Chances are you have heard of the Communication Authority of Kenya, the Kenya regulatory entity for the communication sector. However, you are likely to know little about its affiliated entity called Universal Service Advisory Council (USAC)
The USAC may be less known but it controls huge amount of money collected for ensuring that communication services reach all the corners of Kenya, particularly those that maybe deemed un-economical by the commercial Telco operators.
These huge amounts are accrued from charging each operator, one per cent of their gross annual revenue as a universal service levy that goes into the Universal Service Fund (USF) kitty. For example, Sh900 million from Safaricom’s Sh90 billion collected last financial year belongs to them.
If you consider that there are over ten licensed operators, including Internet Service Providers and broadcasters, you get to appreciate that the USAC is sitting on quite some good amount of money.
If you sum up the amount collected over the last five years of USAC operations, you begin to get a sense of how big this Universal Service Fund might be.
But what do they do with all this money?
If money is left idle in some kitty over long periods of times, our usual suspects, the politicians begin to get ideas of how it can be utilised.
The Communication & Information Act, in part (2) of its section 84J states that:
The object and the purpose of the Universal Service Fund shall be to support widespread access to, support capacity building and promote innovation in information and communications technology services.
In 2016, the USAC commissioned a study to establish which parts of the country were the most marginalised in terms of communications services in order to inform which counties, constituencies and wards would be the best beneficiaries of the fund.
Four years later, there seems to be nothing in the public domain in terms of the extent to which the identified locations were benefitted through affordable communication services.
With the current Covid-19 challenges that require work, learning and playing from home, it may be a good idea to utilise some of these funds to assist citizens perform their duties online.
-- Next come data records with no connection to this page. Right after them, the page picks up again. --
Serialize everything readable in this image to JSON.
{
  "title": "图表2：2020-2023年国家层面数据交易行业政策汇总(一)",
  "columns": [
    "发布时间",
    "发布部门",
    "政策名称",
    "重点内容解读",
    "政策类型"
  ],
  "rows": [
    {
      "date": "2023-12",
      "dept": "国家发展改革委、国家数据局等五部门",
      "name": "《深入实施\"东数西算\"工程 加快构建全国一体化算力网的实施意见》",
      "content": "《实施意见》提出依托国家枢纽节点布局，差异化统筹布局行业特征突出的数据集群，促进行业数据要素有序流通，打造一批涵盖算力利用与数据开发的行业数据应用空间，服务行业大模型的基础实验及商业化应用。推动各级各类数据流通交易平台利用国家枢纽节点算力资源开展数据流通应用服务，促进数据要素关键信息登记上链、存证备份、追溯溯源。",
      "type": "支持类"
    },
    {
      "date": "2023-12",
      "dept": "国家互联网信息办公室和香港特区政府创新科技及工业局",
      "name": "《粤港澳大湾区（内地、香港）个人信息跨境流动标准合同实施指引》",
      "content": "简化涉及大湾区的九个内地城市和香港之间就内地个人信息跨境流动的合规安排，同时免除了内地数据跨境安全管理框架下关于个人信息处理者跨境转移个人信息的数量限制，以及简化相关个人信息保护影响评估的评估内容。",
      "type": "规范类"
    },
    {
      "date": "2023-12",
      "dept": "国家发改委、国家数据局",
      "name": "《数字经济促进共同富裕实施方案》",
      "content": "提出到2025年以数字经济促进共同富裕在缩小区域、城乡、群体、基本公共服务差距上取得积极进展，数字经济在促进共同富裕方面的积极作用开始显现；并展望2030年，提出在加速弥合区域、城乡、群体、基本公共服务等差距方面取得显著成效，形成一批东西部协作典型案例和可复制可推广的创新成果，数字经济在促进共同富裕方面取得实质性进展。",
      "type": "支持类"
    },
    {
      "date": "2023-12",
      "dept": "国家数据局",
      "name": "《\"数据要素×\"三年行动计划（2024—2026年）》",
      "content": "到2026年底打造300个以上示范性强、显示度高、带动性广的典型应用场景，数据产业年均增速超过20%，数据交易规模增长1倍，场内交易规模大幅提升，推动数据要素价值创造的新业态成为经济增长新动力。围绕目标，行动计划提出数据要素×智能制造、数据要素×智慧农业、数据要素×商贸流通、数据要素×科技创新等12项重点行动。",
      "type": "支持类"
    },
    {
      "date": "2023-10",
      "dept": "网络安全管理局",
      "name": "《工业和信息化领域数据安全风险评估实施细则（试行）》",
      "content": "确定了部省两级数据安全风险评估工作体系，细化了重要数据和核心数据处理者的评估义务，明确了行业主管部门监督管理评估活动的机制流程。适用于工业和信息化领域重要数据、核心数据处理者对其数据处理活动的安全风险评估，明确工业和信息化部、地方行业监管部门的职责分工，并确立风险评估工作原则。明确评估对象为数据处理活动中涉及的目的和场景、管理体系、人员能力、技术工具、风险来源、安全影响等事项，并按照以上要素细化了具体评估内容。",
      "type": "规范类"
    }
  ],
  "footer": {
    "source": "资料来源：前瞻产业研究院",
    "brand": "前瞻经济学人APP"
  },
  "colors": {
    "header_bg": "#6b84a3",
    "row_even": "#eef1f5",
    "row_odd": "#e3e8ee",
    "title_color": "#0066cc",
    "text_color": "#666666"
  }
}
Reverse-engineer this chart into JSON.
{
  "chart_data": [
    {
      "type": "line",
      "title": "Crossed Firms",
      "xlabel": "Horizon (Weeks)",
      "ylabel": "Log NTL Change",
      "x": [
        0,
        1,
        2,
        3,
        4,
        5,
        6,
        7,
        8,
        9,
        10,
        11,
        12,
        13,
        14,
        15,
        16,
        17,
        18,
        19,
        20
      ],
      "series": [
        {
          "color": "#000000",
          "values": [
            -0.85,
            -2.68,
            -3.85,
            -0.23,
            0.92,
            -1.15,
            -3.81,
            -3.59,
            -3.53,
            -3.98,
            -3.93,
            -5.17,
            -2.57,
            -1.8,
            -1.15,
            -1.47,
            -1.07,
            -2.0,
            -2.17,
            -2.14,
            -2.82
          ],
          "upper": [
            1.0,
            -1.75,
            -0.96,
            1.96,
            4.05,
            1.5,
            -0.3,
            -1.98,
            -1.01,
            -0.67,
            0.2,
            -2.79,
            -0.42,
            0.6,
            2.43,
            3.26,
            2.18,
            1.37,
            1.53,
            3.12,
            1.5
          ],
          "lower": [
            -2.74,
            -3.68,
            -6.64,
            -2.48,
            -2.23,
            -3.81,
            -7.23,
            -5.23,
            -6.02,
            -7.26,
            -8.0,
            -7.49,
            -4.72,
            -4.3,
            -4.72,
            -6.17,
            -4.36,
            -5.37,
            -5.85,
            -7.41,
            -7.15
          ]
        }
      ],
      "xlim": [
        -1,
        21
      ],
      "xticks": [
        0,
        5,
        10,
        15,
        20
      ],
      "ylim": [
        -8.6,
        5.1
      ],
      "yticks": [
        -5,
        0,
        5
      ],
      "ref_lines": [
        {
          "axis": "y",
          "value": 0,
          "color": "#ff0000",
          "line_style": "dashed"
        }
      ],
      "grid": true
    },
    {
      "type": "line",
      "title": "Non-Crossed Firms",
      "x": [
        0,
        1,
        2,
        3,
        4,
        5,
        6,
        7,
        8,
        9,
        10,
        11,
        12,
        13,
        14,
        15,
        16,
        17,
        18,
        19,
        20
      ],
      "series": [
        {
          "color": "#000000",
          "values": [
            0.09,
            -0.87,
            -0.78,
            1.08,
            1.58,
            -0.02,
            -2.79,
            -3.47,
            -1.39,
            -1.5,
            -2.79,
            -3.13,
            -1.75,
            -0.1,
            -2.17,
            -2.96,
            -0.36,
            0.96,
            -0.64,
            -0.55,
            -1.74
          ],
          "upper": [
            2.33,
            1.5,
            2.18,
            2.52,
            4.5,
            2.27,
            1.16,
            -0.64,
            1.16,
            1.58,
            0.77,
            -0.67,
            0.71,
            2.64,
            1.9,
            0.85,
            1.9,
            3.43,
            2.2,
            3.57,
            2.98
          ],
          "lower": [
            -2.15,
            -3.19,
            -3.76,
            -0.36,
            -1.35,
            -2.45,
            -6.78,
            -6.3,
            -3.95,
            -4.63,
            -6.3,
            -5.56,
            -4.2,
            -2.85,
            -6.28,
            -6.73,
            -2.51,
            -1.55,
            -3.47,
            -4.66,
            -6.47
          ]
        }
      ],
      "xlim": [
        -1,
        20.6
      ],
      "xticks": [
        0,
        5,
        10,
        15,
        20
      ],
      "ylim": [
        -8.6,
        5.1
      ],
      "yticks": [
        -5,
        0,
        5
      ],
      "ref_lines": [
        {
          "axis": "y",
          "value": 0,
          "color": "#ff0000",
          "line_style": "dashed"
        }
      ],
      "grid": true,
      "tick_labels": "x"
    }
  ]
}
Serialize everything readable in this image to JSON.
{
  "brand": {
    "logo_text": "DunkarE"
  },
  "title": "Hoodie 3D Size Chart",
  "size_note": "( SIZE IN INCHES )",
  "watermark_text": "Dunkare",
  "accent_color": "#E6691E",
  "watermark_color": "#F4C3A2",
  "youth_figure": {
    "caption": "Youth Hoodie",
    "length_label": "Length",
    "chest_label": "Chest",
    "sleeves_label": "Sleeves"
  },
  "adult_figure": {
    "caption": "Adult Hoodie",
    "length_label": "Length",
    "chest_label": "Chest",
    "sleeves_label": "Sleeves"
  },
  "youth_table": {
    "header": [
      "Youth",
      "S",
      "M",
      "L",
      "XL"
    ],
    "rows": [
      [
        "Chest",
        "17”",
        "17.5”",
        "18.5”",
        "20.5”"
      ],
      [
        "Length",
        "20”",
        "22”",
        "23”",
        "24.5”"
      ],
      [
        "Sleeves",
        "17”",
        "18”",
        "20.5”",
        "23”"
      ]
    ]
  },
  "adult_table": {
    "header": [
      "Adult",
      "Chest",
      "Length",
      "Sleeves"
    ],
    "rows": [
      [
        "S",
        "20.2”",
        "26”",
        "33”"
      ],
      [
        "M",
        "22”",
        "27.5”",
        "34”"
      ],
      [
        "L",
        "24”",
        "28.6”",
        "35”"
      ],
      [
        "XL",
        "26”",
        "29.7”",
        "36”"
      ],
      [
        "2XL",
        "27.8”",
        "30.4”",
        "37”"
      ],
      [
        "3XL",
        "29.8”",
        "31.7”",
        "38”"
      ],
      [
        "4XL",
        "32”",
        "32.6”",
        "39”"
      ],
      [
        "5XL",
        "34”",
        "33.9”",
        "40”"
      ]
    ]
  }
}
Specifically, the educational sector is rife with disadvantages where the children of the rich continue learning through the Internet while the majority remain offline because they do not have either the access to devices or cannot afford the cost of access. For example, many public universities have not been able to move classes online. While a majority of students in public universities may have smart phones, they come from remote sections of Kenya, where their parents cannot afford to pay Sh4,000 per month to get the pre-requisite broadband link that can sustain educational content.
the council should consider using part of its many billions of shillings to support university students resume learning using the Internet and various digital platforms.
Such use of taxpayers’ money is not only a good thing to do, but also a clever thing to do since it pre-empts the potential raid that will eventually come from the politicians once they get to know that there is some pile of money lying idle somewhere.
Mr Walubengo is a lecturer at Multimedia University of Kenya, Faculty of Computing and IT.